Combustion within Porous Waste

Abstract

Flammable gases (primarily hydrogen and nitrous oxide but also ammonia and methane) are continuously being generated within the waste contained in the tank farms at Hanford Site. Some portions of the waste are porous and conceivably, a combustion event could occur within the waste due to accidental ignition. This has been postulated as a potential hazard since deflagrations and detonations are observed in laboratory experiments to propagate through combustible gases in porous materials, or through interconnected flammable gas voids. The waste in Hanford storage tanks are mainly in three different forms, a: salt cake, b: sludge, c: supernatant. Formation of a crust layer on the top of the waste is also observed in some tanks.
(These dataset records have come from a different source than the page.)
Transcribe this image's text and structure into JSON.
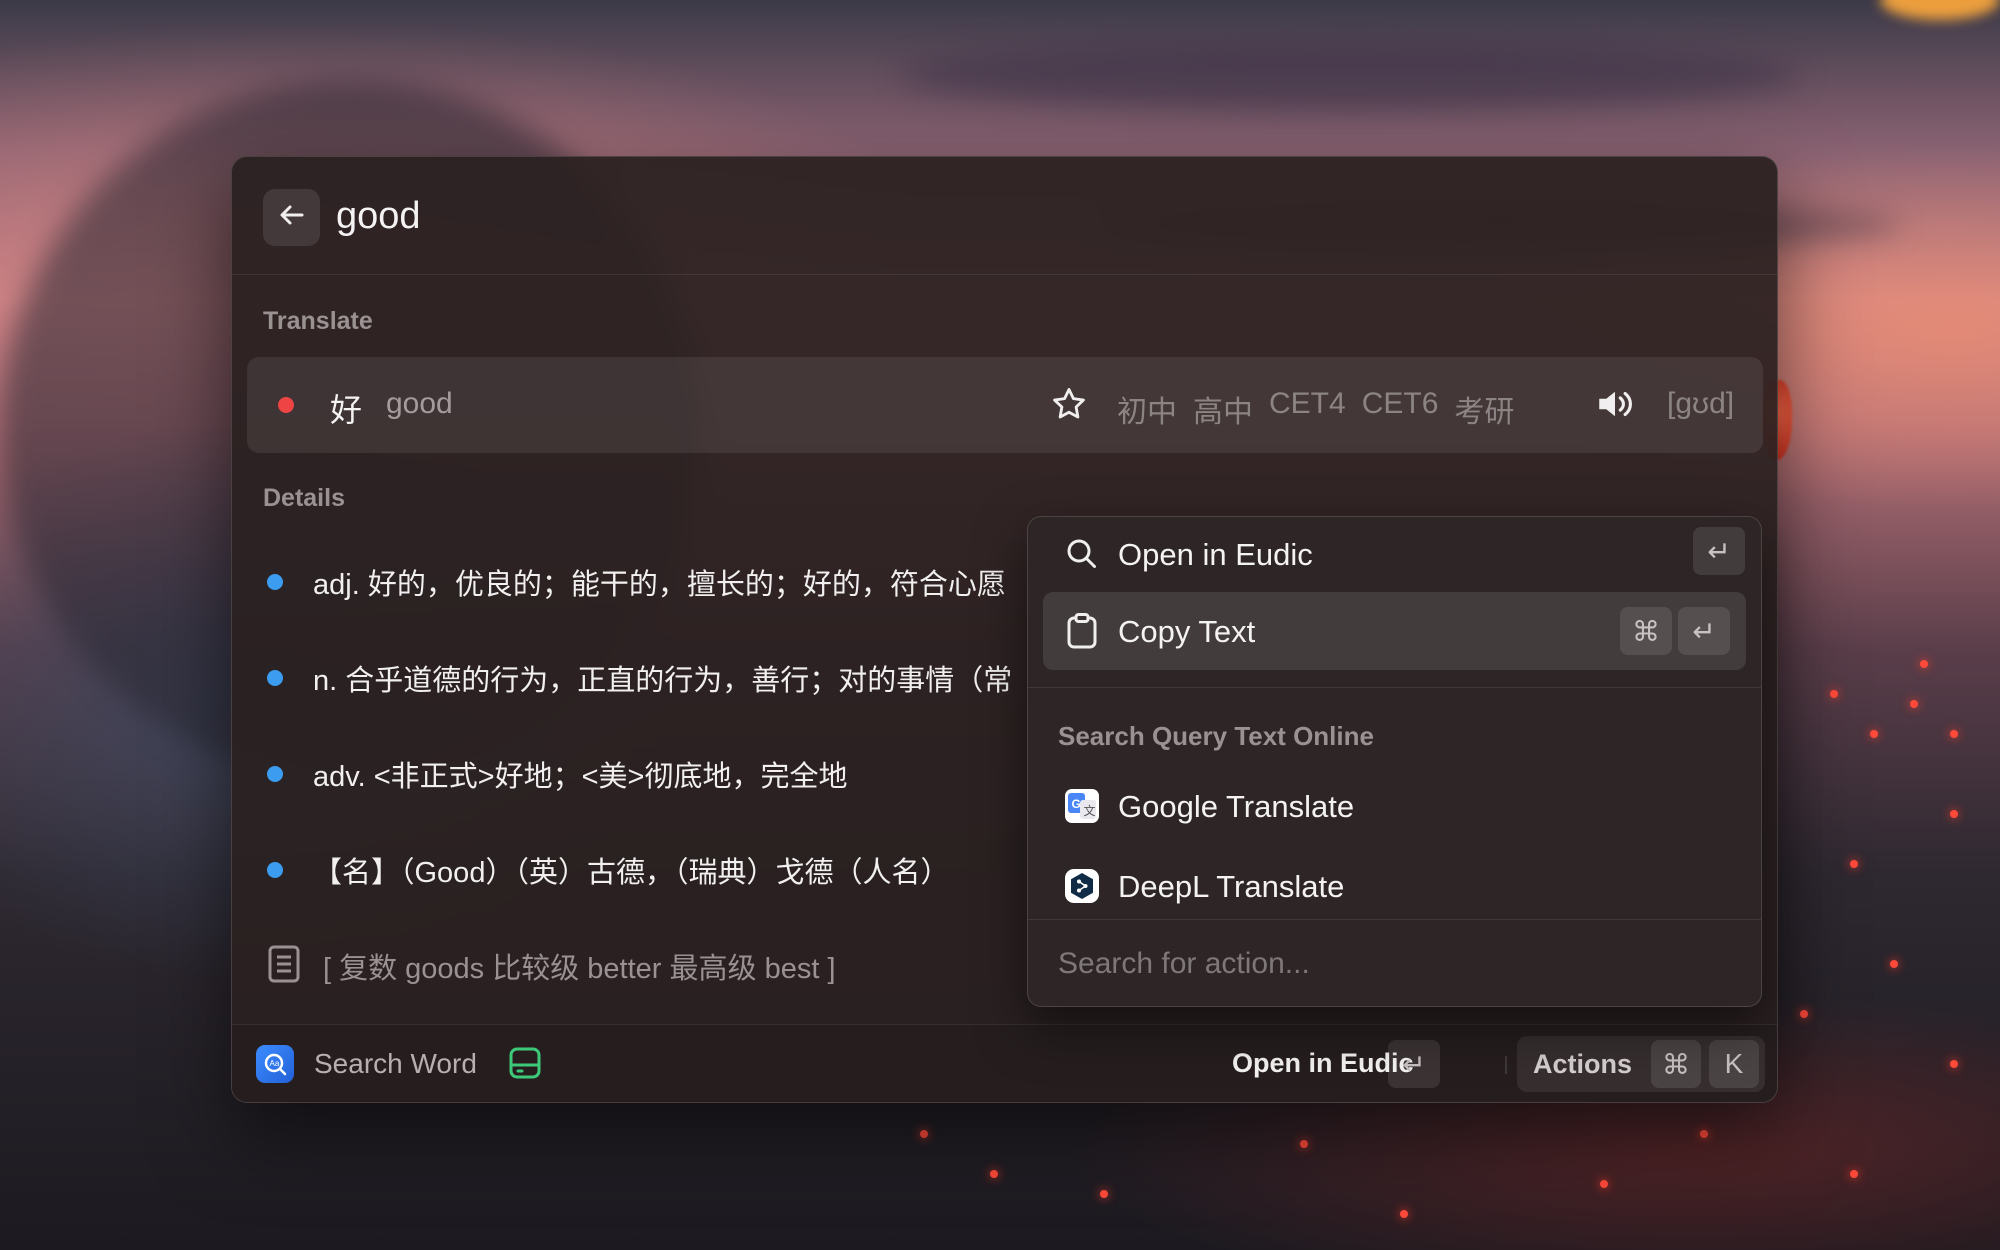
{
  "window": {
    "query": "good"
  },
  "translate": {
    "section_title": "Translate",
    "chinese": "好",
    "english": "good",
    "tags": [
      "初中",
      "高中",
      "CET4",
      "CET6",
      "考研"
    ],
    "phonetic": "[ɡʊd]",
    "status_color": "#ef4444"
  },
  "details": {
    "section_title": "Details",
    "items": [
      "adj. 好的，优良的；能干的，擅长的；好的，符合心愿",
      "n. 合乎道德的行为，正直的行为，善行；对的事情（常",
      "adv. <非正式>好地；<美>彻底地，完全地",
      "【名】（Good）（英）古德，（瑞典）戈德（人名）"
    ],
    "word_forms": "[ 复数 goods   比较级 better   最高级 best ]"
  },
  "footer": {
    "app_title": "Search Word",
    "primary_action": "Open in Eudic",
    "actions_label": "Actions",
    "keys": {
      "enter": "↵",
      "cmd": "⌘",
      "k": "K"
    }
  },
  "popup": {
    "items": [
      {
        "label": "Open in Eudic",
        "icon": "search-icon",
        "shortcut": [
          "↵"
        ]
      },
      {
        "label": "Copy Text",
        "icon": "clipboard-icon",
        "shortcut": [
          "⌘",
          "↵"
        ]
      }
    ],
    "section_title": "Search Query Text Online",
    "online_items": [
      {
        "label": "Google Translate",
        "icon": "google-translate-icon"
      },
      {
        "label": "DeepL Translate",
        "icon": "deepl-icon"
      }
    ],
    "search_placeholder": "Search for action..."
  }
}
The salt cake waste and crust resemble porous materials while sludge and supernatant looks like highly viscous fluids retaining flammable gas as bubbles or inclusions. Although laboratory experiments showed the possibility of propagation of deflagration or detonation in waste-like porous materials filled by flammable gases, the relevance of this issue to safety evaluations at Hanford is a matter of contention. In order to clarify this issue, we have reviewed the relevant data on laboratory experiments related to combustion in porous material. in doing this, we have concentrated on the flame literature rather than the detonation literature, since Makris et al. (1995) have already examined that. Further, significant mechanisms for the initiation of detonation (i.e., geometries resulting in strong flame acceleration within the dome) have not been identified therefore making flames a much more likely outcome of accidental ignition than detonation. ignition of flammable waste gases in the waste or the dome space of a tank can occur during intrusive operations into the waste or dome. External events which are not foreseeable such as lightning can also ignite the flammable gas retained in the waste. The present report only examines the basic issues in propagation of deflagration or detonation within waste. The process or probability of combustion ignition and other combustion events such as burns in the dome are not considered. After our review of the literature, some simple estimates of the potential for flame and detonation propagation are given. We conclude with a discussion of the uncertainties and measurements required to resolve this issue.